Of course, to get along with Milei you need something more.

For him, he said in Davos, Christian Democrats are as collectivist as communists, and that Germany was Christian Democrat.

But words are one thing and actions another, we are seeing it, the economy is one thing and, broadening our perspective, the “spirit of the times” is another.

And the “spirit of the times” reminds us that if the ways of the Lord are infinite, so are those of the Catholic nation.

So infinite as to benefit from the coming to power of a President with the smell of Judaism, but a Christian nonetheless.

Why not?

The “older brothers” and the Old Testament will always be better than the intemperate secularism of the PRO!

Both Milei and Bergoglio, one enthusiastic and the other adapting, observe the pendulum of Argentine history swinging cyclically from the national-popular pole to “liberal” purgatory.

That's why Menem's ghost hovers so much.

Milei makes no secret of it: then, he says, the only serious attempt at economic liberalization ever attempted was born.

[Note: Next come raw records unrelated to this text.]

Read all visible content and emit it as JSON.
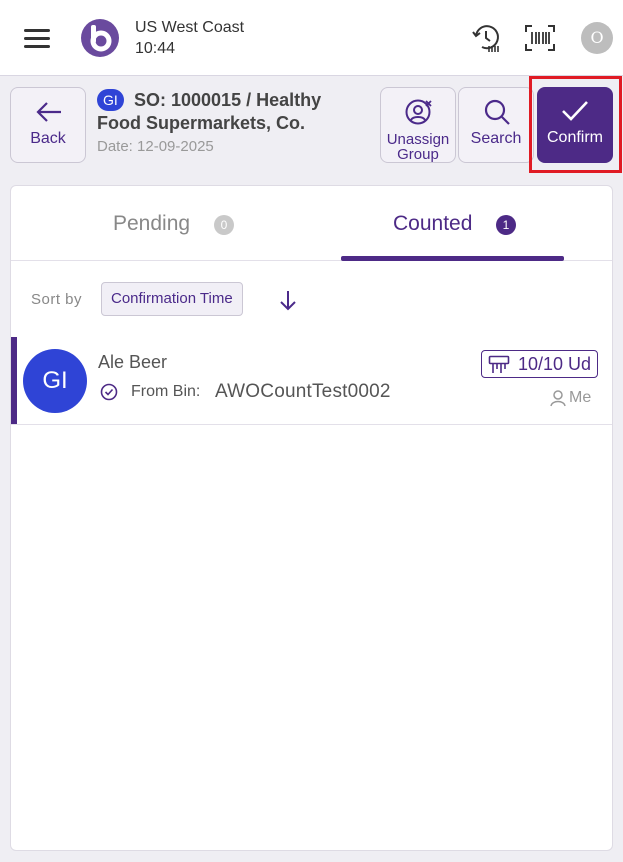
{
  "header": {
    "location": "US West Coast",
    "time": "10:44",
    "user_initial": "O"
  },
  "order": {
    "type_badge": "GI",
    "title": "SO: 1000015 / Healthy Food Supermarkets, Co.",
    "date": "Date: 12-09-2025"
  },
  "actions": {
    "back_label": "Back",
    "unassign_label": "Unassign Group",
    "search_label": "Search",
    "confirm_label": "Confirm"
  },
  "tabs": [
    {
      "label": "Pending",
      "count": "0",
      "active": false
    },
    {
      "label": "Counted",
      "count": "1",
      "active": true
    }
  ],
  "sort": {
    "label": "Sort by",
    "field": "Confirmation Time"
  },
  "items": [
    {
      "avatar": "GI",
      "name": "Ale Beer",
      "bin_label": "From Bin:",
      "bin": "AWOCountTest0002",
      "quantity": "10/10 Ud",
      "assignee": "Me"
    }
  ],
  "colors": {
    "accent": "#4d2a86",
    "badge_blue": "#2f44d6",
    "highlight_red": "#e01b24"
  }
}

It ended badly, it created the Kirchnerist rebound, but it doesn't matter: it strangled hyperinflation, opened the country to the world, hit, more or less, the corporations.

And Bergoglio?

Could it be that he harbors nostalgia for Menemism, which he fought tooth and nail in his terminal phase?

Certainly not.

But his triumph allowed the rise of Antonio Quarracino and that of Quarracino that of Bergoglio.

Without Menem, look at the twists and turns of history, it would not be what it is.

Of course: for the Church, Menem redeemed the “beliefs of the people,” mortally wounded by Alfonsín's “anti-national secularism.”

Couldn't Milei, mutatis mutandi, do something similar?

Promote the religious over the secular?

Oppose both the secular liberalism of the “right” and the secular Peronism of the “left”?

Milei is not another more radical Macri, in the eyes of the Pope: in his way he is a people, the other was chaste, he embraces the first, he gave the other a wakeful face.

With him, Bergoglio shares a key trait, the most relevant and profound.

His fiery homilies as archbishop, his furious Te Deum in the Cathedral, expressed the same virulent preaching of Milei against the caste, the politicians, the ruling class in the name of a “chosen people.”

Although they differ in their content, and are addressed to different audiences, both consider society divided between a pure people and a corrupt elite, both cultivate utopia, both have an eschatology.

Even Cristina, smelling a family air, couldn't contain her praise.

It will not be enough to love each other, no one knows if and how long the honeymoon will last, but it will help to understand each other, perhaps, who knows, to contain the social protest a little.

What liberalism does not unite, populism brings closer.

Perhaps the Pope will finally decide to visit Argentina.

Loris Zanatta is a historian.

Professor at the University of Bologna, Italy.